Site Reliability Engineer
As a member on the Site Reliability Engineer team, you will work on large-scale system design and troubleshooting, and be fluent in systems programming and/or automation. You will have a desire to tackle the complex problems of scale which are unique to Tokopedia.
- Design, write and deliver software to improve the availability, scalability, latency, and efficiency of Tokopedia's services.
- Solve problems related to mission critical services and build automation to prevent problem recurrence; with the goal of automating response to all non-exceptional service conditions.
- Influence and create new designs, architectures, standards and methods for large-scale distributed systems.

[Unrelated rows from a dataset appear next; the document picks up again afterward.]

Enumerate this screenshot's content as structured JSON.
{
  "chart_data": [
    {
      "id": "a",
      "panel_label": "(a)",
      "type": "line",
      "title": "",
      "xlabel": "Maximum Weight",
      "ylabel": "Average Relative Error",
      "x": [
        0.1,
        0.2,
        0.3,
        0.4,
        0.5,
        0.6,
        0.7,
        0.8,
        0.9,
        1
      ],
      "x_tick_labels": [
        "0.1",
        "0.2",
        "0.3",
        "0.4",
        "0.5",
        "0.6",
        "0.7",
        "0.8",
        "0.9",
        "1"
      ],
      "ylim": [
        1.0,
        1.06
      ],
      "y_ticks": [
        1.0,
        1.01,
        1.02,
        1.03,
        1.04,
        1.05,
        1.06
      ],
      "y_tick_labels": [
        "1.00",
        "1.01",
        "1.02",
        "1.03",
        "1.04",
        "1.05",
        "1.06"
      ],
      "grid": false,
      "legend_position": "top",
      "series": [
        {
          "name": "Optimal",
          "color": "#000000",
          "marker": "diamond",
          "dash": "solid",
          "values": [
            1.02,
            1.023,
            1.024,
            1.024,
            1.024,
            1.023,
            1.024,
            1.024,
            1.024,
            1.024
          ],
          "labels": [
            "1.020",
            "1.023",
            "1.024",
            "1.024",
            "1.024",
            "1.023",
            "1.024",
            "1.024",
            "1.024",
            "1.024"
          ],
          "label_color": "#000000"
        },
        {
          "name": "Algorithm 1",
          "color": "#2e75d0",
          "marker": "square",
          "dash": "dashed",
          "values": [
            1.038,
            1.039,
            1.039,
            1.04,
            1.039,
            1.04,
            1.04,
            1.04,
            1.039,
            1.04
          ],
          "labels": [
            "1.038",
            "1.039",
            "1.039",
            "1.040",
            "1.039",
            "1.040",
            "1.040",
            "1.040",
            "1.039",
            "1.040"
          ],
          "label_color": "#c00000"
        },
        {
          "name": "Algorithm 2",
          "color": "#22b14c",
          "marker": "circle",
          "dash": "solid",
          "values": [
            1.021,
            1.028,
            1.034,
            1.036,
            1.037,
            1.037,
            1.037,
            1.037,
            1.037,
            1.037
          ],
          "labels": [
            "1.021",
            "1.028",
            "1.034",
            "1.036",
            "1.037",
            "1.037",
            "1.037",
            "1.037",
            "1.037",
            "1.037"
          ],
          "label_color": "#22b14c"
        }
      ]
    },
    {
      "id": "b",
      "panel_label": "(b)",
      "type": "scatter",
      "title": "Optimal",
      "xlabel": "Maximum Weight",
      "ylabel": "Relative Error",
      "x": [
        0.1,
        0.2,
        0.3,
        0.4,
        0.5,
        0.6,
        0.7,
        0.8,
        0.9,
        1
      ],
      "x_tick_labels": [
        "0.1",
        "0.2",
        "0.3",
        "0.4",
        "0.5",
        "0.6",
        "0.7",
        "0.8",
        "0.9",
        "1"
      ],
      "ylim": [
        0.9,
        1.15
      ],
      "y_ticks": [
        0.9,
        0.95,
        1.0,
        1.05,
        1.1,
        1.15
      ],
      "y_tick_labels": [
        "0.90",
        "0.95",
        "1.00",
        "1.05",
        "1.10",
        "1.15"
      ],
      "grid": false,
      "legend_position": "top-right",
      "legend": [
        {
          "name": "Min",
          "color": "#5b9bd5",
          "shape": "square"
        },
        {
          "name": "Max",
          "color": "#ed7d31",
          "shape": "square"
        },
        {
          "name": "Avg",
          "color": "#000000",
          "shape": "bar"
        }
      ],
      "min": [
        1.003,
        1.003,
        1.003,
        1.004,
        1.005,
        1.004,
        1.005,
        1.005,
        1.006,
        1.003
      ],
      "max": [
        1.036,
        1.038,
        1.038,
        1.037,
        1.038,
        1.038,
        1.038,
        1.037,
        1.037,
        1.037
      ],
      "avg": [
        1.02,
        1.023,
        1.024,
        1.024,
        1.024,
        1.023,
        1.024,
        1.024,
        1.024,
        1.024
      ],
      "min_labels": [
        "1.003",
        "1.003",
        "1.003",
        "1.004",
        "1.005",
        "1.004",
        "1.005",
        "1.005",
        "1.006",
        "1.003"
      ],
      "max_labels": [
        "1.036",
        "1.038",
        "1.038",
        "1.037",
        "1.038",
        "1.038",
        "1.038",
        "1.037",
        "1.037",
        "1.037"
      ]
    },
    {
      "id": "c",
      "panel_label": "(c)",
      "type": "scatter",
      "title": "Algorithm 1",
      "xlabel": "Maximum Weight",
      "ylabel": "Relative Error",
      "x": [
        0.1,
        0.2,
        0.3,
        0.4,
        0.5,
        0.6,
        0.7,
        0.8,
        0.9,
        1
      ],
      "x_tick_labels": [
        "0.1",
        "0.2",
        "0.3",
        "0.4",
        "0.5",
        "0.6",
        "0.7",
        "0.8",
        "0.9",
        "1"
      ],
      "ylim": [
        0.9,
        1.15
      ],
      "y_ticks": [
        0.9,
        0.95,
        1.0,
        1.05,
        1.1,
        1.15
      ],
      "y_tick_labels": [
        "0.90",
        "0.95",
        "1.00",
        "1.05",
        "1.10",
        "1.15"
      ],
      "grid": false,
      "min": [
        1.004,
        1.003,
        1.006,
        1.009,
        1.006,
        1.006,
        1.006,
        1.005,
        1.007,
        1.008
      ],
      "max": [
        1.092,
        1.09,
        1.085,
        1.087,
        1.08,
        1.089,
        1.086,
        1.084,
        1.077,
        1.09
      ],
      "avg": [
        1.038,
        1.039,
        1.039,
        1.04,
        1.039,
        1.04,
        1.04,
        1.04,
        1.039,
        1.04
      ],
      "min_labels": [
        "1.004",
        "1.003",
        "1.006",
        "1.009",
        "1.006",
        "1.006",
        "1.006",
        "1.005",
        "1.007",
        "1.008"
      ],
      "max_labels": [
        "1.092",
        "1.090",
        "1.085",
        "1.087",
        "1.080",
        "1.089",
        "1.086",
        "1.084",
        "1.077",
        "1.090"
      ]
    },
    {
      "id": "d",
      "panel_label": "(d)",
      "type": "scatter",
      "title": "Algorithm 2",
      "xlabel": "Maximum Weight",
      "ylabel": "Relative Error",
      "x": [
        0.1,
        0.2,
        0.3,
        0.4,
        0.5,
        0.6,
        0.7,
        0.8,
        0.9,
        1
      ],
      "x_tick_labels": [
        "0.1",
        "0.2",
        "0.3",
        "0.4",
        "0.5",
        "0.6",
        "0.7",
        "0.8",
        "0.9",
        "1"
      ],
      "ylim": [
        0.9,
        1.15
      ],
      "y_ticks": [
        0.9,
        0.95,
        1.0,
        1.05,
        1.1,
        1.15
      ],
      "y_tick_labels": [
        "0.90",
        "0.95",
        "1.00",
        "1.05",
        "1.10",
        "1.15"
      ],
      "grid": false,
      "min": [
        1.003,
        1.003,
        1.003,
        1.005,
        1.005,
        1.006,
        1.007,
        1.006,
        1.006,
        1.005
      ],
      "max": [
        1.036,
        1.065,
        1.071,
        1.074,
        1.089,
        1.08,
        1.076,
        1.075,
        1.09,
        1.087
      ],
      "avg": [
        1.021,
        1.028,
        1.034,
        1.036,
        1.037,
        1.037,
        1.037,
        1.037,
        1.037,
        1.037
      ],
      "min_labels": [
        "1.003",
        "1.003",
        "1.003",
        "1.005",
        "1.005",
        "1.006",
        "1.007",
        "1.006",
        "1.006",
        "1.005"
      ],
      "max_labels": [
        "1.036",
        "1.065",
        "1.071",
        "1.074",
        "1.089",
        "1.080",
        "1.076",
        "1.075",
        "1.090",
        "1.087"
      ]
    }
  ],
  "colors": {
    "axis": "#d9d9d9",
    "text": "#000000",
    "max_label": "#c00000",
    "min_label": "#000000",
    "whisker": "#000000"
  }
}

- Engage in service capacity planning and demand forecasting, software performance analysis and system tuning.
- Conduct periodic on call duties using a follow-the-sun model.
- Bachelors degree in Computer Science or related technical field, or equivalent practical experience.
- Experience in one or more of: C, C++, Java, Perl, Python, Go, or scripting experience in Shell and Perl.
- Experience working with Unix/Linux systems from kernel to shell and beyond, with experience working with system libraries, file systems, and client-server protocols.
- Networking: experience with network theory e.g. TCP/IP, UDP, ICMP, etc., MAC addresses, IP packets, DNS, OSI layers, and load balancing.